There’s a frequently asked question on certain forums along the lines of “how will I die of my Cancer?“. Personally, I find it slightly unsettling, although I can understand why certain people might ask. I accept it as a question but I believe there are times and places for it and that a public forum is not the place to have it. I don’t tend to dabble in death – it’s just quite difficult to talk about it in a blog which is part designed to be positive and offer hope.
So why am I talking about death inside this positive blog? Well, apart from thinking the thread mentioned above might scare readers who are already frightened by their diagnosis and treatment to date. I also think it’s a bit ‘glass half empty’. Both of things are not good, thus why I believe the question should be between the person wanting to know and a specialist.
I also believe the “how will I die of NET Cancer” question is a really big assumption about the cause of death. Why? There’s an increasing chance a person with cancer today will die of something else. For example, in UK today, more than one in three (35%) of those people who die having had a cancer diagnosis will now die from other causes. This is up from one in five (21%) 20 years ago. By 2020 this will improve further to almost four in 10 people (38%). This means the number of people who get cancer but die from another cause has doubled over the past 20 years.

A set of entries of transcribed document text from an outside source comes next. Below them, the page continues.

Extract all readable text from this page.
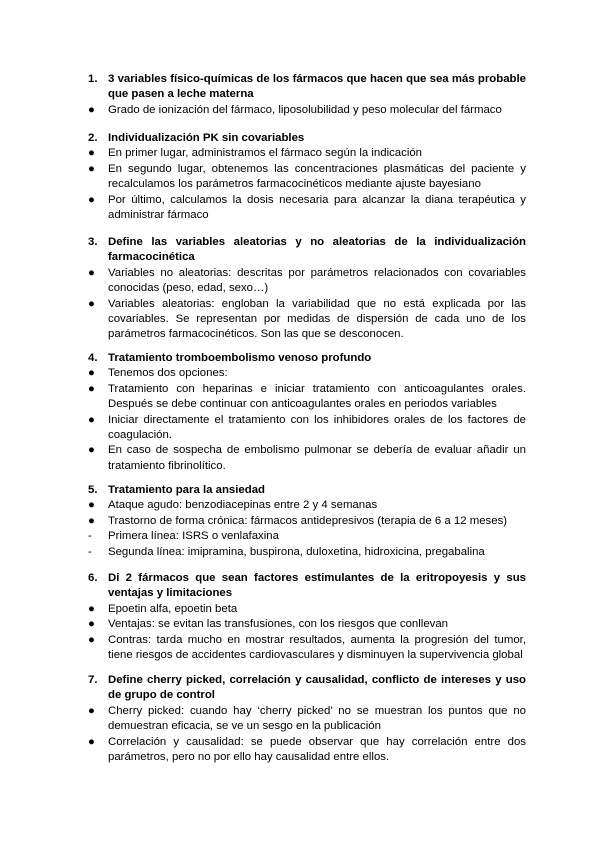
1. 3 variables físico-químicas de los fármacos que hacen que sea más probable que pasen a leche materna
●	Grado de ionización del fármaco, liposolubilidad y peso molecular del fármaco
2. Individualización PK sin covariables
●	En primer lugar, administramos el fármaco según la indicación
●	En segundo lugar, obtenemos las concentraciones plasmáticas del paciente y recalculamos los parámetros farmacocinéticos mediante ajuste bayesiano
●	Por último, calculamos la dosis necesaria para alcanzar la diana terapéutica y administrar fármaco
3. Define las variables aleatorias y no aleatorias de la individualización farmacocinética
●	Variables no aleatorias: descritas por parámetros relacionados con covariables conocidas (peso, edad, sexo…)
●	Variables aleatorias: engloban la variabilidad que no está explicada por las covariables. Se representan por medidas de dispersión de cada uno de los parámetros farmacocinéticos. Son las que se desconocen.
4. Tratamiento tromboembolismo venoso profundo
●	Tenemos dos opciones:
●	Tratamiento con heparinas e iniciar tratamiento con anticoagulantes orales. Después se debe continuar con anticoagulantes orales en periodos variables
●	Iniciar directamente el tratamiento con los inhibidores orales de los factores de coagulación.
●	En caso de sospecha de embolismo pulmonar se debería de evaluar añadir un tratamiento fibrinolítico.
5. Tratamiento para la ansiedad
●	Ataque agudo: benzodiacepinas entre 2 y 4 semanas
●	Trastorno de forma crónica: fármacos antidepresivos (terapia de 6 a 12 meses)
-	Primera línea: ISRS o venlafaxina
-	Segunda línea: imipramina, buspirona, duloxetina, hidroxicina, pregabalina
6. Di 2 fármacos que sean factores estimulantes de la eritropoyesis y sus ventajas y limitaciones
●	Epoetin alfa, epoetin beta
●	Ventajas: se evitan las transfusiones, con los riesgos que conllevan
●	Contras: tarda mucho en mostrar resultados, aumenta la progresión del tumor, tiene riesgos de accidentes cardiovasculares y disminuyen la supervivencia global
7. Define cherry picked, correlación y causalidad, conflicto de intereses y uso de grupo de control
●	Cherry picked: cuando hay ‘cherry picked’ no se muestran los puntos que no demuestran eficacia, se ve un sesgo en la publicación
●	Correlación y causalidad: se puede observar que hay correlación entre dos parámetros, pero no por ello hay causalidad entre ellos.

The cancer story is changing and a quick but of research confirms it’s changing on a worldwide basis.
On a similar subject, for those looking for NETs prognostic data, I offer the following advice:
- Be careful surfing the internet, some sites have NETs prognostic data from the ark.
- Even if you find new data, interpretation is difficult due to the heterogeneity of NETs, different stages and grades, comorbidities, age and no doubt many other factors.
- It’s a difficult question even for a specialist.
- I’ve lost count of the number of people who have been told a period of time from their specialist and they are still here a significant period after, in some cases 5 x what their specialist said.
Here’s a much better question people should be asking ……“How do I live with cancer?”
Thanks for reading
Ronny Allan (Living with Neuroendocrine Cancer)
Fear won’t stop you dying but it might just stop you living.